Да, да, вот эту прекрасную натуральную зелень красили в какой-то отвратительный рыжий цвет. Потому что натуральная зелень на нашей пленке выходит рыжей, а если ее подкрасить в рыжий, то на пленке она выйдет настоящей зеленью. Это тогда меня поразило, сейчас-то я бывал свидетелем, когда и человека перекрашивали в другой цвет, а снимали в результате другого.
В дальнейшем, снимаясь в «Оводе», мне пришлось наблюдать, как красили серую лошадь в белый цвет, так как на пленке она выходила черной. Здесь я встретился с другим законом кино – я не знал, как его сформулировать.
Готовясь к роли Саахова, я решил: не знаю, как справлюсь с ролью, но, безусловно, в моих силах отрастить усы, национальные по форме. Я выращивал их как редкую культуру, по всем правилам агротехники: пропалывал, окучивал и удобрял. Первое, что мне сказал режиссер Гайдай, когда я приехал к нему на съемку: «Что это вы себе приклеили?» Я говорю: «Не приклеил, а вырастил – это же настоящие!» «Это настоящие?! Вот мы вам приклеим – будут настоящие». И тут я понял другой закон: в кино нет ничего настоящего, а есть что-нибудь и настоящее – будь то оно приклеенное или перекрашенное.
Когда выкрасили зелень, стали ждать солнца. Когда солнце наконец вышло из-за облаков и осветило этот перекрашенный клочок закарпатской природы, изображающей Подмосковье, и осветило его так, как нужно было оператору; когда режиссер добился наконец от исполнителей того, что он хотел, и те прочно вошли в образ; когда ассистент готов был хлопнуть хлопушкой, отсчитывающей эпизоды… стали долго спорить, на что артист должен садиться – на стул или табуретку, вспоминать, на чем он сидел в предыдущих кадрах… и решили снимать стоя. Режиссер скомандовал: «Мотор-р-р!» Хлопнула хлопушка… И в этот самый момент солнце зашло за облака.
«Стоп!» – скомандовал режиссер. Солнце – единственное лицо на площадке, которое не подчиняется режиссеру, – ни он, ни его осветители не могут заставить светило светить, если оно не хочет.

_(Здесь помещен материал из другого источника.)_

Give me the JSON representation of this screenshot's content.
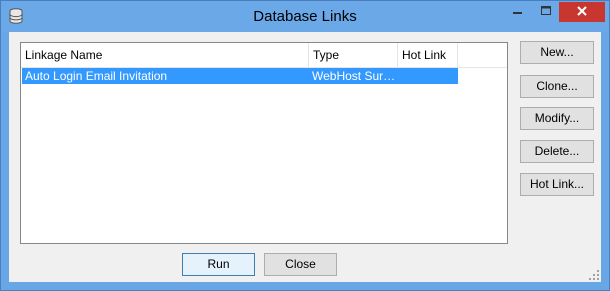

Все взоры устремились на небо. Началось гаданье. Ассистент оператора говорит, что, как только это облачко пройдет, можно будет снять, а оператор считает, что, как только пройдет это облачко, солнце сразу закроется следующим. «Может, объявить обед?» А местный житель, принимавший участие в съемках, говорит, что в «ихней» местности солнце так долго облаками не закрывается.
Наконец сжалившееся над нами солнце выходит из-за туч, совсем не тогда, когда это ему предсказывали. Мир светлеет, режиссер кричит: «Внимание! Приготовились к съемке! Мотор-р-р!..» Но главный герой заявляет, что он еще не вошел в образ, а только на пути к нему.

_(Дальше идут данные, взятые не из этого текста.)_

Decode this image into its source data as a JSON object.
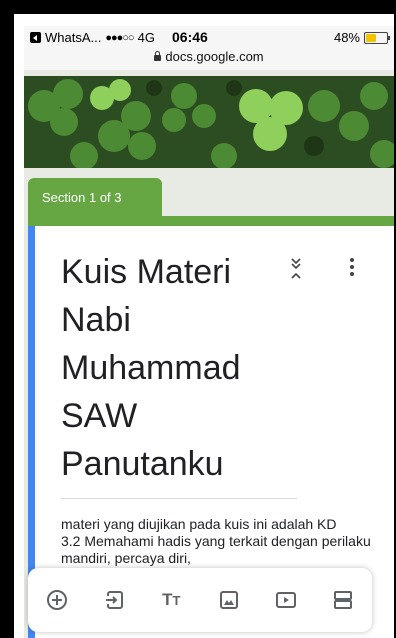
{
  "status": {
    "app": "WhatsA...",
    "signal": "●●●○○",
    "network": "4G",
    "time": "06:46",
    "battery": "48%"
  },
  "url": "docs.google.com",
  "form": {
    "section_label": "Section 1 of 3",
    "title": "Kuis Materi Nabi Muhammad SAW Panutanku",
    "description": "materi yang diujikan pada kuis ini adalah KD\n3.2 Memahami hadis yang terkait dengan perilaku mandiri, percaya diri,"
  },
  "colors": {
    "accent": "#66a744",
    "left_border": "#4285f4",
    "battery": "#f5c400"
  },
  "toolbar_icons": [
    "add-question-icon",
    "import-question-icon",
    "add-title-icon",
    "add-image-icon",
    "add-video-icon",
    "add-section-icon"
  ]
}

– Немедленно войдите в образ, не то зайдет солнце! Начали!
Солнце светит, аппарат стрекочет, актеры играют, снова хочется жить. «Стоп! – говорит оператор. – Кончилась пленка, надо перезарядить».
Режиссер хватается за голову, с трудом удерживаясь от того, чтобы не схватиться за голову оператора. Слышны голоса: «Сумасшедший дом!» Но это неверно. Разница между сумасшедшим домом и кино в том, что в сумасшедшем доме хоть обслуживающий персонал нормальный.
«Довольно, будем снимать сцену купания героини».
Автор говорит, что в его сценарии нет никакого купанья купания героини. «Не знаю, как в вашем сценарии, а в моем фильме героиня будет купаться. Дорогуша, послушайте меня, она молода, хорошо сложена, играет она, прямо скажу, довольно середняцки, так что пусть купается. Конечно, если бы это была Сара Бернар или Ермолова – я бы ее не мочил в воде, но эта на суше теряется, не знает, куда руки девать, а в воде будет чувствовать себя свободнее».
– Скажите, – подступает к автору героиня, – почему вы не хотите, чтобы я купалась? Вы сами знаете, что сейчас творится на Западе – тихий ужас, сплошной стриптиз, мы должны противопоставить ихнему сексу наш бодрый и жизнеутверждающий секс. Два мира – два секса, мой дорогой. И потом, почему я должна что-то скрывать от своих товарищей по работе?
– Ханжа, – шепчет ему молоденькая гримерша, – из-за таких, как вы, наше кино топчется на месте. Вы знаете, что показывали в одной шведской картине 15 минут подряд крупным планом? Вы ничего не видите дальше своего носа.